The math is broken.
The incentives are worse.
And if you’re a brand still paying a traditional agency fee—you’re probably bleeding margin without even realizing it.
We’ve worked with dozens of operators across Amazon, Shopify, and Walmart. Many arrive after being burned by a “top-rated” agency. The story is always the same:
Big promises, bloated retainers, no visibility, and no profit.
This is systemic, by design. And in this piece, we’re going to show you why, and what you can do about it.
The Reality of Running a Modern Brand
Here’s what the average eCommerce business owner is actually working with:
- Net margins in the 8–12% range—on a good day
- Fulfillment, fees, ad costs, chargebacks, tariffs, and discounts eating away every bit of upside
- And competition across marketplaces so fierce that one wrong keyword can tank your ACoS and your month
Now layer in an agency that charges a flat $3,500 a month plus 10% of topline revenue or 15% of ad spend. The second they start pushing spend, they’re profitable. You? Not necessarily.
The Standard Fee Model: A Raw Deal for Operators
Let’s break down what you’re usually getting in a fee-based setup:
- Flat Retainers: $3K to $6K/month just to have the agency show up.
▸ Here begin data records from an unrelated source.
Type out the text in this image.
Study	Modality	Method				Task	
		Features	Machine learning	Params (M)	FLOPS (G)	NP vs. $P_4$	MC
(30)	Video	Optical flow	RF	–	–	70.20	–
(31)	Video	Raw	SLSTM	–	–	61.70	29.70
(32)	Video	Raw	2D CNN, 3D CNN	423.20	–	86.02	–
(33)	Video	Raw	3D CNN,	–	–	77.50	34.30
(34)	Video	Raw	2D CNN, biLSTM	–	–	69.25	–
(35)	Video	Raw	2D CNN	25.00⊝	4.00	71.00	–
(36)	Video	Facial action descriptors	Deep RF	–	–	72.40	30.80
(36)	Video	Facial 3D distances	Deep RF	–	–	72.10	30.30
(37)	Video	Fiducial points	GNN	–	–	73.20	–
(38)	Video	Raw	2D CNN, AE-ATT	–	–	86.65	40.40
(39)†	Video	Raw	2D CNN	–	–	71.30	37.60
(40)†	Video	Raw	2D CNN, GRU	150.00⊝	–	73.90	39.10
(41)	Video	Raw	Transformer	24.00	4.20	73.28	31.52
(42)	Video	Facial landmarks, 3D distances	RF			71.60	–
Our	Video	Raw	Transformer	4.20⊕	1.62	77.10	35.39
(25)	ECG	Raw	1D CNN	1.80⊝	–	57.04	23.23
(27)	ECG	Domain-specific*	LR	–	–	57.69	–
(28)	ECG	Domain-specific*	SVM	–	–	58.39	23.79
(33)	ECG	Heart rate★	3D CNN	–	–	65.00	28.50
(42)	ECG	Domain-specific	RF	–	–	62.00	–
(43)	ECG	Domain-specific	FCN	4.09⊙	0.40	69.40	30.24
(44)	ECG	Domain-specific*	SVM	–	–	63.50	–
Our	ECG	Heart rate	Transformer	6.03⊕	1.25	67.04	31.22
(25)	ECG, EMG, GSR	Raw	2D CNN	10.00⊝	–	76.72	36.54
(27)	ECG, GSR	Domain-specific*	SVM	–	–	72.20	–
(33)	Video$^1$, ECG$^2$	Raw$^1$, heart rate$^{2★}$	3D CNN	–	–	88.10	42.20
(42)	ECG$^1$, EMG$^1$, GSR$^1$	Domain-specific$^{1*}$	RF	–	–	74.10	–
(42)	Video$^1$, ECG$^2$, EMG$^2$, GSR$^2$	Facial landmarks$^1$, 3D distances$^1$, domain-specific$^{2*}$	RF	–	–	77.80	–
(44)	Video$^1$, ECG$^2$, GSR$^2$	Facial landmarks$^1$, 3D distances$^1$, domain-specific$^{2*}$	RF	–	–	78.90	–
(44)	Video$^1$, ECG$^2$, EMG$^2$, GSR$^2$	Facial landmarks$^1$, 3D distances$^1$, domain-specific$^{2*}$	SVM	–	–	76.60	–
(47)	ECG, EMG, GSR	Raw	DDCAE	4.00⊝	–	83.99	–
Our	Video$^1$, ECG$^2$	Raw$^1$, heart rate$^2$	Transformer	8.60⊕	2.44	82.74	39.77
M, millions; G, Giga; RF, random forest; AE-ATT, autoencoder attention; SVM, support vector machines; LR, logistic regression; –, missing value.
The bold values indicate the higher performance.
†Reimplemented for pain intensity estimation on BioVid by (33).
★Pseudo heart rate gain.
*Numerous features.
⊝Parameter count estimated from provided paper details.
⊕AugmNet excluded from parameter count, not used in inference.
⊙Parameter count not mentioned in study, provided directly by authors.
Whether they drive growth or just launch the same 5 auto campaigns they use on every account—doesn’t matter.
- Percent of Sales: Common in Amazon agencies: 4–15% of gross sales, often with a “minimum guarantee.” If your SKU sells $500K this quarter, expect to write a check for $25K–$50K, even if that growth came from pricing changes you pushed.
- Percent of Ad Spend: Let’s say they take 15%. If they recommend doubling your ad budget, and it flops, they still win. You just paid them a raise for losing money.
A Tale of Two Brands
Let’s run two real-world examples using average numbers we see all the time:
Case A: $5M Brand
- Revenue: $5,000,000
- Net margin: 10% → $500,000
- Agency fee: 15% of sales + $3.5K/mo = $750,000+
> Result: The owner loses $250K by working with the agency.
Case B: $10M Brand
- Revenue: $10,000,000
- Net margin: 8% → $800,000
- Agency fee: 10% of sales = $1,000,000
> Result: You’re upside down. The agency made more than you.
This isn’t hypothetical. We’ve run these audits. We’ve helped owners who were profitable before hiring an agency go into the red after handing over the keys.
Incentives: Aligned for Them, Not for You
The biggest problem isn’t the cost. It’s the fact that these models reward the wrong things.
- Spend more, they win: Agencies pushing ad budgets and “growth” without concern for contribution margin
- One-size playbooks: 100+ clients means no time for nuance, just rinse-and-repeat tactics
- No skin in the game: If things tank, they still get paid
- Held hostage: Many require your listings to run under their accounts—when the relationship ends, so does your data
We’ve even seen agencies refuse to give back access to ad campaigns or inventory performance reports. They treat your account like their property.
The Hidden Costs Nobody Talks About
Let’s say you’re breaking even on paper. You’re still losing in other ways:
- Lost time: Constant back-and-forth with low-context account managers
- Missed opportunities: No one’s watching your customer LTV, bundling strategy, or pack size performance
- Burned trust: Internal teams grow resentful and confused when the agency changes direction every quarter
And let’s be honest: the best people don’t work in fee-based shops. They’re working in leaner, more aligned environments—or building something of their own.
So What’s the Alternative?
We built RivrHub because we knew there was a better way:
A partnership model where we win only if the brand wins—at the contribution margin level.
What that means:
- We tie upside to actual performance: Not gross sales, not media spend—real margin added back to your business
- You keep full ownership of all accounts: Ad data, listings, backend—everything stays with you
- No one-size-fits-all playbooks: We only work with brands we can help, and that means fewer clients, deeper focus
- Proactive operators, not account managers: Daily attention, not monthly “QBRs” with recycled slides
If your agency can’t tell you how their fee ties directly to your margin, they’re not a partner. They’re a tax.
Audit Your Agency in 5 Seconds:
Answer these questions.
- Are you paying them more as spend increases, even if ROI drops?
- Is your agency managing more than 50 brands at a time?
- Do they own any part of your data or storefronts?
- Have they proposed strategic changes in the last 60 days?
- Are you making more net profit than before they came on?
- Are you substantially larger than when they came on?
If you said “no” more than once, it’s time for a serious talk.
eCommerce has evolved. The platforms have evolved. Your margins have shrunk. But the agencies? Most are still running the same pricing model they did in 2016.
We’re not here to be another vendor. We’re here to be your performance partner: your upside is our upside.